Every now and then, I do crave for rich & creamy desserts like cheesecakes. When I do come across recipes I like, I try to make the recipes lighter & healthier. The baked cheesecake requires patience (which I don’t have when it comes to baking) and lots of spare time. This is a quick and simple no-bake dessert that is slightly healthier, that you would happily indulge. And doesn’t these No Bake Ricotta Cheescake Bites with Pecan Base and colourful toppings make a pretty dessert?
The filling is just a combination of ricotta (yes, the earlier homemade ricotta recipe is for this) and cream cheese, flavored with lemon and honey; it’s deliciously creamy when first produced, but sets up well once chilled. Adding ricotta with the cream cheese makes it lower in calorie (ricotta is half the calorie of cream cheese) and by making them into bite sizes, I get to control my portion intake. Instead of the traditional digestive biscuit-butter crust, I use pecan date crust for low carb & gluten-free alternative. Bits of ground pecan adds a nice flavour to the cheesecake.
This No Bake Ricotta Cheesecake doesn’t have the firmness of a baked cheesecake, which usually contains eggs or cornstarch. Instead, it’s quite a delicate thing. But it is firm enough to cut (carefully), and sit up straight on a plate. And good thing it doesn’t require a springform pan.
As always, I reduced the level of sweetness in my recipes, please add more sugar/honey if you don’t find it sweet enough. My cheesecake bites are topped with what I have in my kitchen – Blueberry with passionfruit sauce, Strawberry sauce, Chocolate ganache and sprinkle of Green Tea powder. You could also top with any soft fresh fruits like berries, peaches or nectarines or Or you can make a kind of berry sauce (just cook berries with a little water and sugar), and spoon it over the cheesecake.

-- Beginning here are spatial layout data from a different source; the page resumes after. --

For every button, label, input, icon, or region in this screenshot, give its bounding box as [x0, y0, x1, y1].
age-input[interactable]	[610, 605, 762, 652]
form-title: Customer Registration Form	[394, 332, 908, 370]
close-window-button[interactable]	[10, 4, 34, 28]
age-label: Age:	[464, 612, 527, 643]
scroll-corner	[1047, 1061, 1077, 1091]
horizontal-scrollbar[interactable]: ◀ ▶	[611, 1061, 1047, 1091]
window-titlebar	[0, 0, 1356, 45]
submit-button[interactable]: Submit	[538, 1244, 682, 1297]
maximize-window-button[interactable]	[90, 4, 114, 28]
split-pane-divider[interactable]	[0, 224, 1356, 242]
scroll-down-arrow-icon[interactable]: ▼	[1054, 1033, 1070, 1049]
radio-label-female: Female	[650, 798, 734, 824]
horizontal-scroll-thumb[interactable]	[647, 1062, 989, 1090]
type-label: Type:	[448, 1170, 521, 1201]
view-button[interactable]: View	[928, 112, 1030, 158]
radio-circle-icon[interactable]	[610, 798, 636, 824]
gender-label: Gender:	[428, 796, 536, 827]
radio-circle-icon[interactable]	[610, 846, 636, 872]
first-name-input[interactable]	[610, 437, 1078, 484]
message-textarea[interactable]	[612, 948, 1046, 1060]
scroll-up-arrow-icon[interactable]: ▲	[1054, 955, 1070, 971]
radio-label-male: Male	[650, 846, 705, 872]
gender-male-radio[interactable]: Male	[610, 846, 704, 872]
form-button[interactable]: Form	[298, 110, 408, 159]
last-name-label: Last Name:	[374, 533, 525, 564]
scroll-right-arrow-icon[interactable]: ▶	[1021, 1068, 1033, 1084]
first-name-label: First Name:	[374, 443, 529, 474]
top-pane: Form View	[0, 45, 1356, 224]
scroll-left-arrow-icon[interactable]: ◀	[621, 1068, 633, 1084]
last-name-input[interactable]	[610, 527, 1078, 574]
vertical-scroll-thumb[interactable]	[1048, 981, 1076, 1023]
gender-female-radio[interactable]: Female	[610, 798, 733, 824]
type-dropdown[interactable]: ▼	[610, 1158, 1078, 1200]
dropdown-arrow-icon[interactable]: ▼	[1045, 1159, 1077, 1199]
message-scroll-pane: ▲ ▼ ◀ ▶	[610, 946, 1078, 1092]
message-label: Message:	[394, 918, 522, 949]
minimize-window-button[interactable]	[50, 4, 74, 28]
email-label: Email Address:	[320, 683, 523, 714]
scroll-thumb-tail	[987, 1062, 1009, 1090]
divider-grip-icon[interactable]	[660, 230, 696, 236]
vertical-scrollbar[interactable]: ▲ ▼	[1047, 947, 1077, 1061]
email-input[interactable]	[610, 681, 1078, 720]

Just as creamy and heavenly..
- 1 225g Cream Cheese – bring out from fridge to soften
- 1 225g Ricotta Cheese
- 1 tablespoon Honey, or to taste
- Zest of 1 Lemon
- 100g moist Dates – pitted
- 100g Ground Pecans or Walnuts
- a handful of Blueberries
- Passionfruit Sauce
- Strawberry Sauce
- Chocolate Ganache
- Green Tea Powder
- Combine the Base Ingredients in a food processor.
- Press the processed based evenly into bottom of a 20cm square tray/container (lined with parchment paper) to form a crust about ½cm thick.
- Using the food processor or mixer, combine cream cheese, ricotta, honey, lemon rind and blend until smooth.
- Spread cheese mixture carefully and evenly over crust, using a spatula or butter knife to smooth top. Chill for 1-2 hours, or until set.
- When you are ready to serve, cut into 4cm squares and add the topping.
- Scoop out passionfruit pulp and press out the juice using a sieve. Cook the juice over low heat with sugar until thicken. (or you can add some pectin to juice to thicken). Place blueberry on cheesecake and spoon passionfruit juice over it.
- Cook strawberry with a bit of water & sugar, until slightly thicken.
- Cook 2parts cream, take off heat and stir in 1 part 70% chocolate until chocolate have melted.